Comparing both exposure periods, combivir + EFV and TDF + 3TC increased the PCE/NCE ratio respectively at all concentrations tested and at the two lowest concentrations. At 48 h, combivir + EFV and TDF + 3TC caused decrease in the NCE frequency respectively at all concentrations tested and at the two lowest concentrations. In contrast, MNPCE induction significantly decreased at 48 h at all concentrations tested of both combinations. This decrease may be related to the half-life of the compounds, a parameter that is low in relation to the exposure time: 5–9 h for AZT triphosphate and 11–33 h for 3TC triphosphate [45]. For patients with CYP2B6 516 GG, GT, and TT genotypes, EFV half-lives were 23, 27, and 48 h, respectively [46]. After the administration of 300 to 600 mg TDF to human cohorts, the drug concentrations in the serum decreased rapidly with half-lives between 12 h to 15 h [47]. The elimination of micronucleated cells can occur as a consequence of apoptosis [48-50], which justifies the decrease in MNPCE frequency observed at 48 h. A selective elimination of MNPCE in peripheral blood was found [51], and we suggest that the same mechanism may have occurred in the bone marrow.

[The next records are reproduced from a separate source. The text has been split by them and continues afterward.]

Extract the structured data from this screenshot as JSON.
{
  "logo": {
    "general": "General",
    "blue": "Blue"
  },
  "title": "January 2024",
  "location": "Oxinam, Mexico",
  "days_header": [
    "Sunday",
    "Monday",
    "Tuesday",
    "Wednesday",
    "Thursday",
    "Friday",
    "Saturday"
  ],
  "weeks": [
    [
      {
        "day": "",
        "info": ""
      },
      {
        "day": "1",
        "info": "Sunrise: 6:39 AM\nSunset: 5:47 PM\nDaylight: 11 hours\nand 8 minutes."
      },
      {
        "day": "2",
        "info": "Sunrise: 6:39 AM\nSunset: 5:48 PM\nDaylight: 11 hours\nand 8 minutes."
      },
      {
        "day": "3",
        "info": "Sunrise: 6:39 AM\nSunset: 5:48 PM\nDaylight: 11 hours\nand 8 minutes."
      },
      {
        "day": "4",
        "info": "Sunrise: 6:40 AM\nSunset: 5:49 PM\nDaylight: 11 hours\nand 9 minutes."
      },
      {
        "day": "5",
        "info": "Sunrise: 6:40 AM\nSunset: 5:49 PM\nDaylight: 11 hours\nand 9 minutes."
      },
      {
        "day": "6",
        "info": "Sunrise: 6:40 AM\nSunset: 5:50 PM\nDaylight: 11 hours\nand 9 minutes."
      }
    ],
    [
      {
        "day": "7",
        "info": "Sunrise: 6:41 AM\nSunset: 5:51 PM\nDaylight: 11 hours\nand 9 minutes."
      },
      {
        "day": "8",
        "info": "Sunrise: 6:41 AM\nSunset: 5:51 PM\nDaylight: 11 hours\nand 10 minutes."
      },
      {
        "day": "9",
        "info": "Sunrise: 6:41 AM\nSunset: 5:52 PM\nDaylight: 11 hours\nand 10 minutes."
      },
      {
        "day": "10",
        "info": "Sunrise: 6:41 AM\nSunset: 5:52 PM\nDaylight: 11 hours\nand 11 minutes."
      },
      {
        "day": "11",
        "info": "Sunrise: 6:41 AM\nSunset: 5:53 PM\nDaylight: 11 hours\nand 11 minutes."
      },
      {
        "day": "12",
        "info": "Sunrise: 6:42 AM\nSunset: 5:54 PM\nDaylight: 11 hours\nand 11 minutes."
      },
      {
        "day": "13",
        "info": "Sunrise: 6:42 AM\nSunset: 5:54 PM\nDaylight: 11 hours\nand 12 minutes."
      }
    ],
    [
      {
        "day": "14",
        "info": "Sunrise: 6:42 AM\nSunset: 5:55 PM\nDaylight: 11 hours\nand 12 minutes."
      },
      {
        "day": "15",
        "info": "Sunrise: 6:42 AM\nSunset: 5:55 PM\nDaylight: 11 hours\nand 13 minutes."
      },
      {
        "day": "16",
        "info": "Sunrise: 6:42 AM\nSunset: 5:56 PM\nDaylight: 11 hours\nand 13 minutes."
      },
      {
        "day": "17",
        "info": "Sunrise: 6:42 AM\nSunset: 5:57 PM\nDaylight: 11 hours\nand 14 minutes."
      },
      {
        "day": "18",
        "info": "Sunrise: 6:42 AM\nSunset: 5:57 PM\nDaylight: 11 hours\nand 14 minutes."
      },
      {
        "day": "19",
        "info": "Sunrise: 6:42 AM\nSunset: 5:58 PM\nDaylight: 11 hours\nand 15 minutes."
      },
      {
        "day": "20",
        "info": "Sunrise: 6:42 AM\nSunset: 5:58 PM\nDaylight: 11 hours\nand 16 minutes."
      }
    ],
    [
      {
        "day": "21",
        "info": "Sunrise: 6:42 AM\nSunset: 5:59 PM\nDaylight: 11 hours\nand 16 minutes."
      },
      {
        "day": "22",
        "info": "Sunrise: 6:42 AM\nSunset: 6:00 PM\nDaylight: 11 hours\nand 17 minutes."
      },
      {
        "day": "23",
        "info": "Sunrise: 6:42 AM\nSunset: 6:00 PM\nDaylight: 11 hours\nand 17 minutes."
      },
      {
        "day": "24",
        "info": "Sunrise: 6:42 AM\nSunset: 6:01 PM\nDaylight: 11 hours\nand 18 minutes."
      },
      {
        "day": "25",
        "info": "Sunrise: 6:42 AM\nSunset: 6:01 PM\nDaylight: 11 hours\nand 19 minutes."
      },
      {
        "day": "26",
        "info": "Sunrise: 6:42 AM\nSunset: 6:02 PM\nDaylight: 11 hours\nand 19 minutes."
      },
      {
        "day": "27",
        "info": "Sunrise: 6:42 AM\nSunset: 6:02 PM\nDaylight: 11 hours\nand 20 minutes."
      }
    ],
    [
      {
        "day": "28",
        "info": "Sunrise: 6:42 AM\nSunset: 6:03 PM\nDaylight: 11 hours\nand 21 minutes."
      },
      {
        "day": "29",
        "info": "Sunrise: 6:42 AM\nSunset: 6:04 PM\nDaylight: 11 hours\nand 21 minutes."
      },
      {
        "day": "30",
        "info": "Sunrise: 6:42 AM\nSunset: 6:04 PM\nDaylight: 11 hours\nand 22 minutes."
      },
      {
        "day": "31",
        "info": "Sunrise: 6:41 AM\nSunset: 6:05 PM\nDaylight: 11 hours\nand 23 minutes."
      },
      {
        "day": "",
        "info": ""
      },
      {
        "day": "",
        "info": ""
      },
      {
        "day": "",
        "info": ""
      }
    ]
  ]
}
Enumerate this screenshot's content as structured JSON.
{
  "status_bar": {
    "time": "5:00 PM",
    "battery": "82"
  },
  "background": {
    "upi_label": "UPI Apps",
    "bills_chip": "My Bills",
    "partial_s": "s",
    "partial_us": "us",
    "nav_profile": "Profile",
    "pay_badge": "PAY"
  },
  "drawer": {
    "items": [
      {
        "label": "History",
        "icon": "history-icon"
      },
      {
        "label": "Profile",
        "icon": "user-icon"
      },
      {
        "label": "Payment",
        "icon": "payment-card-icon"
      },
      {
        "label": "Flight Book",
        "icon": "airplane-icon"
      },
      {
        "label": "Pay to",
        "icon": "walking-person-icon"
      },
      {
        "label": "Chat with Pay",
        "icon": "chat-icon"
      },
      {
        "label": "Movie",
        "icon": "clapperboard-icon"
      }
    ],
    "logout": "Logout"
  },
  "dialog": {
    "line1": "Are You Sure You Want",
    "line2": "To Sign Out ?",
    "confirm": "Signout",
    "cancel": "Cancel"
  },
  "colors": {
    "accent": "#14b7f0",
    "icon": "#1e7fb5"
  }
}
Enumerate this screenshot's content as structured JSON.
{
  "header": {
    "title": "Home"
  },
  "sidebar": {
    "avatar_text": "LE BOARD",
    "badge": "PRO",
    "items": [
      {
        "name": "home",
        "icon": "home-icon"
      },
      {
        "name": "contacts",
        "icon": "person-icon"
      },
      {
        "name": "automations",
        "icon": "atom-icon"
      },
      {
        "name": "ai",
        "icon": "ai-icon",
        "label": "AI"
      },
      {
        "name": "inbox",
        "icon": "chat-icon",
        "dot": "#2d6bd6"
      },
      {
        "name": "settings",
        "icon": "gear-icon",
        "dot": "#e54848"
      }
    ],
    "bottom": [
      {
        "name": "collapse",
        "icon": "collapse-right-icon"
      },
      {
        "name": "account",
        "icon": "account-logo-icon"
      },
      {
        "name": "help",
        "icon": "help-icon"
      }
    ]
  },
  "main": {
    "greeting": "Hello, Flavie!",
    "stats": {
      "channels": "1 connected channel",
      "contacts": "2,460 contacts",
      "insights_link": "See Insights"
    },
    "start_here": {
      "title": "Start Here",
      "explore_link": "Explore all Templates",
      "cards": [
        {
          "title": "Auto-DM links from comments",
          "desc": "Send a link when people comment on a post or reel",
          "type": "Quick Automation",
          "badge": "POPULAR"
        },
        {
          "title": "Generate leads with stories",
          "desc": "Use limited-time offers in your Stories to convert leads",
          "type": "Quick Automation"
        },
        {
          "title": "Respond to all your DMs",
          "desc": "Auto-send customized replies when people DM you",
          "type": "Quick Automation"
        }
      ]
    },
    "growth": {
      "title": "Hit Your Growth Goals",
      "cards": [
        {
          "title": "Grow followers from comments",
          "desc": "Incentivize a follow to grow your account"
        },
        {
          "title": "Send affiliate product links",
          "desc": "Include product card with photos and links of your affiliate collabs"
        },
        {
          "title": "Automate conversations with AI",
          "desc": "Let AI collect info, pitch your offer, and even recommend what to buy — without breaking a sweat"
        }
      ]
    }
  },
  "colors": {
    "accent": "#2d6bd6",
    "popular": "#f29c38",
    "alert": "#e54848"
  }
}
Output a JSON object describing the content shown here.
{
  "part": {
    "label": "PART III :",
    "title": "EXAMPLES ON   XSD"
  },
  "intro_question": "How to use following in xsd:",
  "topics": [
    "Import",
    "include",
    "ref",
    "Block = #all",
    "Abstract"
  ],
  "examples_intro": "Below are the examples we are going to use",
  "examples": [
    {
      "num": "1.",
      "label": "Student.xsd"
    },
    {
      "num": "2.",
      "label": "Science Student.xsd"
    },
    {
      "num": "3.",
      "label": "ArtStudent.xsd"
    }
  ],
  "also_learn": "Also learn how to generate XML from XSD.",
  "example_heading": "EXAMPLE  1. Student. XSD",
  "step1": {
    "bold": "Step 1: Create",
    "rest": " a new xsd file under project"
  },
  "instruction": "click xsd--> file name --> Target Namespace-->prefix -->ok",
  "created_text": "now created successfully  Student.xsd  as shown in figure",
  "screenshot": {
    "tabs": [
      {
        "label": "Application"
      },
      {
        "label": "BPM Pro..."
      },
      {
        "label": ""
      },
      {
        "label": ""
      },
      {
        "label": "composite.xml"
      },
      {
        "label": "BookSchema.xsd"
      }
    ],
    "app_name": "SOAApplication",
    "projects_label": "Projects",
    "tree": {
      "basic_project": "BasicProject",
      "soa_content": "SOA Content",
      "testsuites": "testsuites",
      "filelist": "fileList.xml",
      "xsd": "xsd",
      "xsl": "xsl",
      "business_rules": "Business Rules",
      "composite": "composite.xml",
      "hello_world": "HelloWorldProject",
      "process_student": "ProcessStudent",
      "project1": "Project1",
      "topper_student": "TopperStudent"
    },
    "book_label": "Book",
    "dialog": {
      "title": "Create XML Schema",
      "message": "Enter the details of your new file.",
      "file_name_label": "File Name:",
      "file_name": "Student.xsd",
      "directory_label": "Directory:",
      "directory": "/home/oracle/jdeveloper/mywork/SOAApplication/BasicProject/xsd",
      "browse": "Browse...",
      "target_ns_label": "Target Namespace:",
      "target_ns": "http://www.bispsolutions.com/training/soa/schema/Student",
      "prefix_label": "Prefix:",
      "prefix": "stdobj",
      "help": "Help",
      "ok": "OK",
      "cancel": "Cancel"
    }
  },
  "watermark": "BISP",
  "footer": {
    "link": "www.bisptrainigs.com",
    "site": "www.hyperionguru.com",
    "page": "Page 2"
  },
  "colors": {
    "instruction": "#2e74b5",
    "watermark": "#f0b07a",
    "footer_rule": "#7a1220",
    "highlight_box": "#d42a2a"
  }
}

In the comet assay neither combination induced DNA damage at all tested concentrations at both exposure periods (24 h and 48 h), whereas in the micronucleus test combivir + EFV induced higher MNPCE frequency than TDF + 3TC at all tested concentrations at both exposure periods. In contrast, the PCE/NCE ratio was higher with the combination TDF + 3TC, indicating greater mitogenic potential at both exposure periods.

Genotoxicity may be related to carcinogenesis and both combinations of drugs tested demonstrated that they are capable of inducing clastogenic and/or aneugenic effects. However, further long-term studies are necessary to evaluate the possible side effects of the different combinations of drugs administered in the lifelong antiretroviral therapy of HIV-infected patients.